Stone is less than 3 weeks away from his 8th birthday and he’s still unable to answer many questions we ask him appropriately or in full sentences. I can’t sit and watch sports with him or even play sports with him. He isn’t interested in playing games – he’s still working on basic “give and take” types of activities at school. Has he made a lot of progress over the past couple of years? Absolutely. Have I given up hope in his continued development and potential to lead a productive and happy life? Absolutely not.
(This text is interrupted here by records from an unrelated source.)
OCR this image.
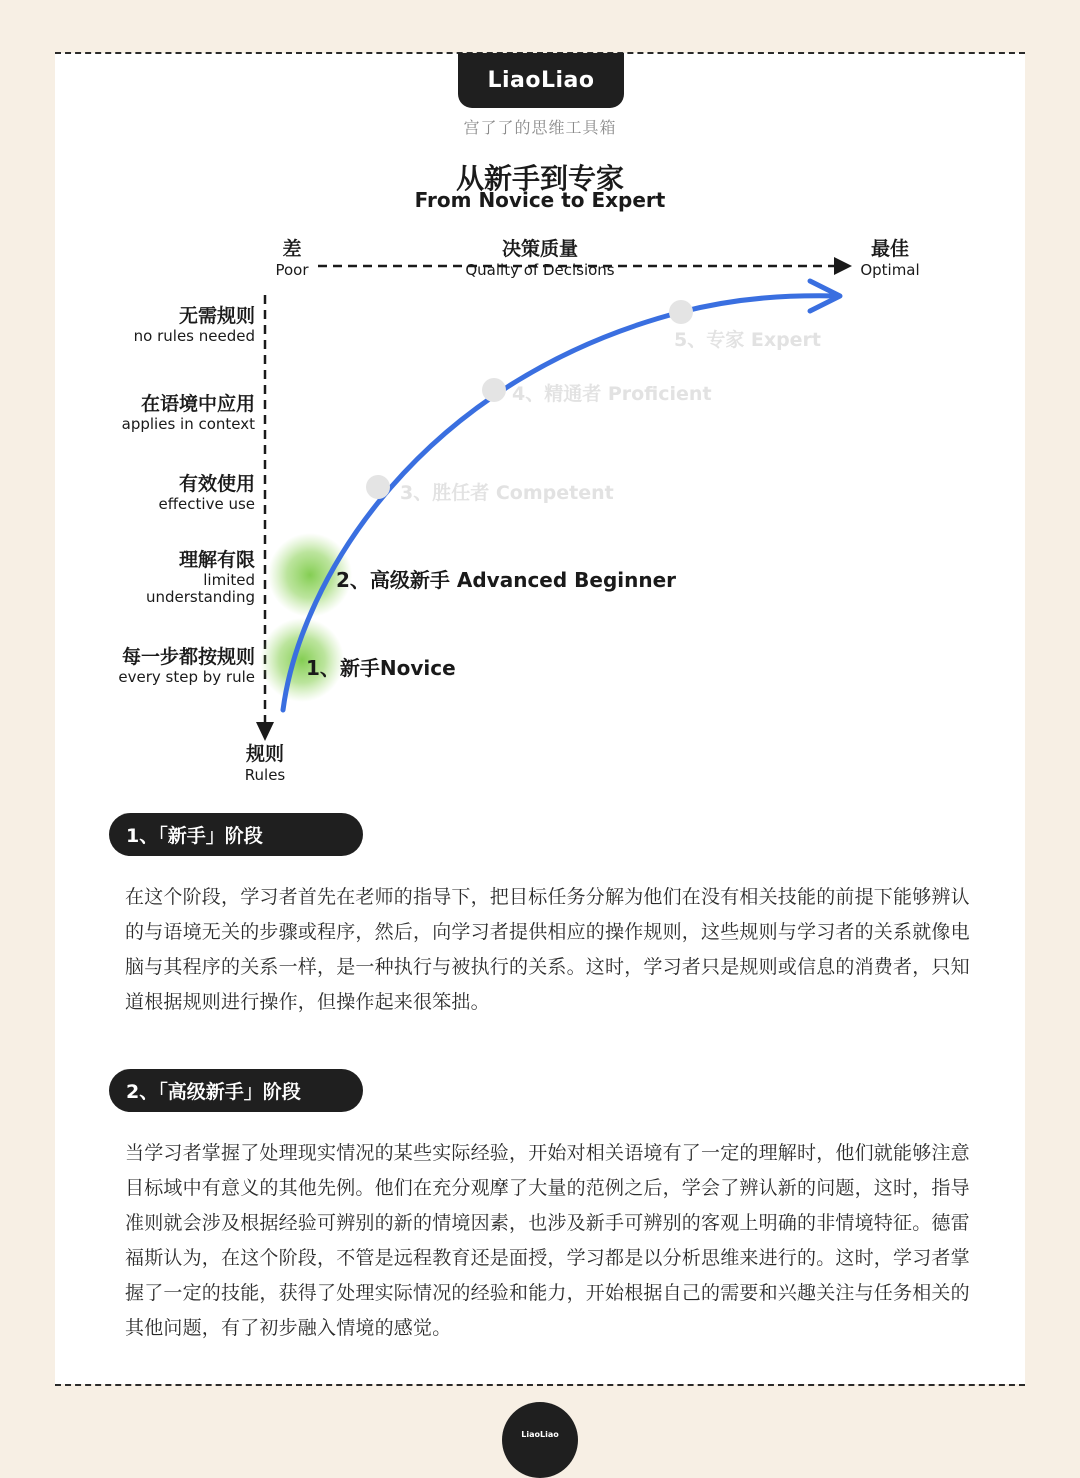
LiaoLiao
宫了了的思维工具箱
从新手到专家
From Novice to Expert
差
Poor
决策质量
Quality of Decisions
最佳
Optimal
无需规则
no rules needed
在语境中应用
applies in context
有效使用
effective use
理解有限
limited
understanding
每一步都按规则
every step by rule
规则
Rules
1、新手Novice
2、高级新手 Advanced Beginner
3、胜任者 Competent
4、精通者 Proficient
5、专家 Expert
1、「新手」阶段
在这个阶段，学习者首先在老师的指导下，把目标任务分解为他们在没有相关技能的前提下能够辨认的与语境无关的步骤或程序，然后，向学习者提供相应的操作规则，这些规则与学习者的关系就像电脑与其程序的关系一样，是一种执行与被执行的关系。这时，学习者只是规则或信息的消费者，只知道根据规则进行操作，但操作起来很笨拙。
2、「高级新手」阶段
当学习者掌握了处理现实情况的某些实际经验，开始对相关语境有了一定的理解时，他们就能够注意目标域中有意义的其他先例。他们在充分观摩了大量的范例之后，学会了辨认新的问题，这时，指导准则就会涉及根据经验可辨别的新的情境因素，也涉及新手可辨别的客观上明确的非情境特征。德雷福斯认为，在这个阶段，不管是远程教育还是面授，学习都是以分析思维来进行的。这时，学习者掌握了一定的技能，获得了处理实际情况的经验和能力，开始根据自己的需要和兴趣关注与任务相关的其他问题，有了初步融入情境的感觉。
LiaoLiao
But there are still many times when I feel frustrated and scared. I want so badly to find that key that will unlock his passion and potential. I wish we could find an activity that we know he loves that doesn’t involve or feel like therapy for him. He has so much he’s coping with now – and I KNOW that he understands everything that is going on. When I pull out his B12 shots for his daily morning shot, he simply stands up and pulls down his pants and underwear, waiting for it. When I mix up his supplements and prepare to give them to him he comes up to me and says “1, 2, 3..” (which is what I’ve told him to get it done and over with). He takes ALL of his medicine without a complaint. He knows and understands that all of this is supposed to help make him talk better.
And so there you go…a rambling dose of reality from this Dad who is trying to do everything possible to help his son – while also trying to be an active and involved Dad for his twin brother – as well as a Husband and entrepreneur trying to build a marketing agency.
Its no wonder I love sports and microbrews so much.
My heart goes out to you. You are so committed and engaged. Hang in there.
We’re in this together!
Renee & David, My thoughts are with you … you are gifted parents … and your boys will no doubt have a wonderful journey in their lifetimes … both of them.
XO, Janice Raab
David,
Thanks for sharing, with parents like your self and Renee, I have no doubt that the boys will turn out to be amazing people just like you and your wife,
It’s good to hear a balanced update. Especially because I’m so far away and not in touch with the boys. You’re doing the best job you know how and that’s all anyone can ask. I appreciate the “rambling”.